Some of the issues are: (1) is it for a lone genius, or even a threesome, or should a team not be awarded? (2) Is the stipulation for disciplines (physics, chemistry, medicine) relevant any longer? (3) Why are the rules different for different categories of prizes? (4) Do we have to stick to the “year of discovery” as Nobel wanted? (5) Do we add any more scientific disciplines for recognition? Some of these issues are interlinked.
Many had expected the Higgs Boson (and Peter Higgs) to be recognized by the Prize this year. It was not, and that highlights some of the above issues. The boson is named after Higgs who — along with R. Brout and F. Englert, and with G. S. Guralnik, C. R. Hagen and T. W. B. Kibble — proposed the mechanism that suggested the particle, as early as 1964. And it took a team of 6,000 people, working as the Atlas Collaboration and the CMS Collaboration, at the Large Hadron Collider in Switzerland, to prove them right. Do we then give the six of them or the 6005 of them?
This is not just with the Boson experiment. Many other such grand ideas are done as teamwork. Today’s science has moved from that of a scientist ploughing the lone furrow, into a group, team or consortium of collaborators. The Human Genome project is an excellent example. But then, as a scientist commented on the Scientific American editorial, perhaps awarding organisations, not just individuals, might be an option to consider (which in turn raises its own debate), just as in the case of the Nobel Peace Prize.
Discipline categorisation is another issue that is being debated. During the last 12 years, the Nobel Prize in Chemistry has gone only in four years to ‘card-carrying’ chemists, the rest eight have gone to molecular biologists, structural biologists and biophysicists, and several chemists have wondered about this.

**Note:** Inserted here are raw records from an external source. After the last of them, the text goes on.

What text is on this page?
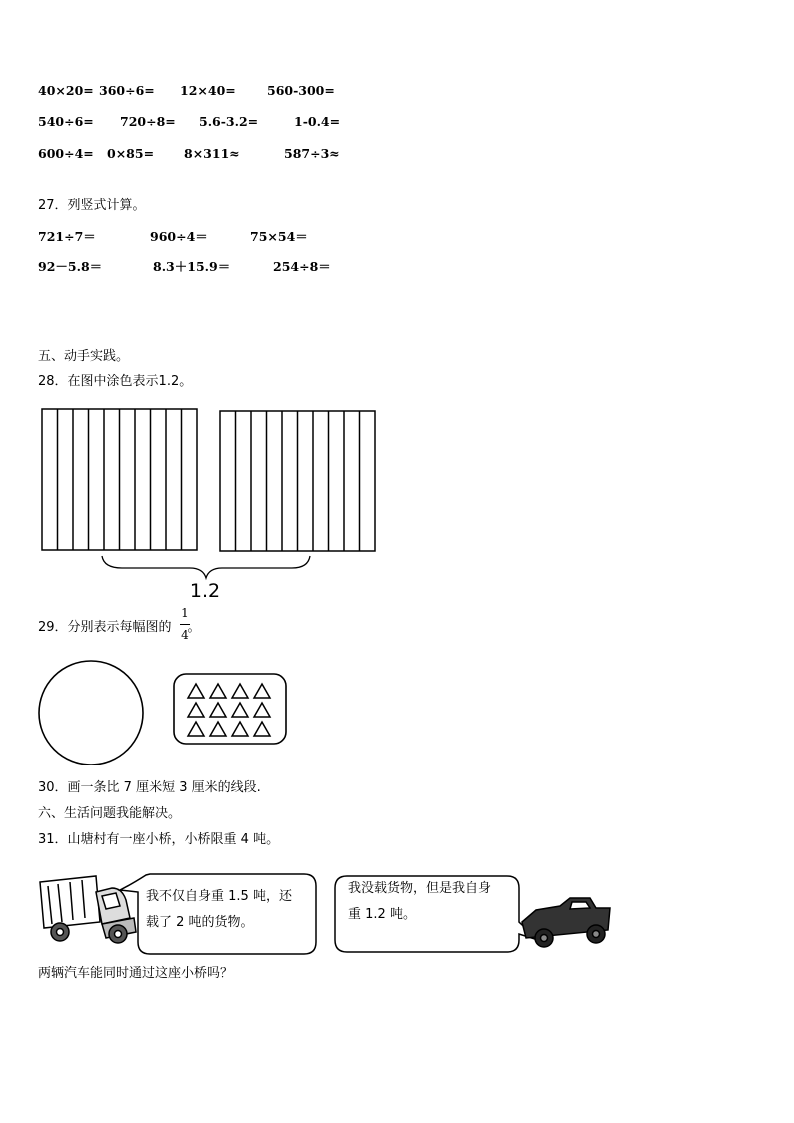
40×20= 360÷6= 12×40=	560-300=
540÷6= 720÷8= 5.6-3.2=	1-0.4=
600÷4= 0×85= 8×311≈	587÷3≈
27．列竖式计算。
721÷7＝	960÷4＝	75×54＝
92－5.8＝	8.3＋15.9＝	254÷8＝
五、动手实践。
28．在图中涂色表示1.2。
1.2
29．分别表示每幅图的 。
1
4
30．画一条比 7 厘米短 3 厘米的线段.
六、生活问题我能解决。
31．山塘村有一座小桥，小桥限重 4 吨。
我不仅自身重 1.5 吨，还
载了 2 吨的货物。
我没载货物，但是我自身
重 1.2 吨。
两辆汽车能同时通过这座小桥吗？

Then again, last year’s prize went to Dr. Schechtman for his discovery of quasicrystals, a topic that could have been just as well included in physics. But, the 2010 Prize for discovering and identifying an allotropic form of the chemical element, graphene, was in physics, not chemistry! This brings the other issue of merging of disciplines blurring of boundaries and the birth of new disciplines. The charm in graphene lies less in its chemistry but far more in its use as a material — and in the new fusion-discipline material science.
Then again, the Nobel people started to award in soft-science areas such as economics. This has made one ask whether there should not be Nobels in time-honoured areas such as biology (as distinct from chemistry) and mathematics.
Granted there are other agencies that award much coveted prizes such as the Fields and Abel Prizes in mathematics, Dan David prizes (which are three annual prizes of US$ 1 million each for achievements having an outstanding scientific, technological, cultural or social impact on our world), and the Lasker awards in medicine. Indeed, more often than not, a Lasker awardee ends up getting the Nobel as well; Drs. John Gurdon and Shinya Yamanaka who got the Nobel this year in medicine won the Lasker in 2009 (and Martin Evans won the Lasker in 2001, and the Nobel in 2007). But the esteem that the Nobel has earned over the last century still is its trump card, which is why there is much discussion about its various facets.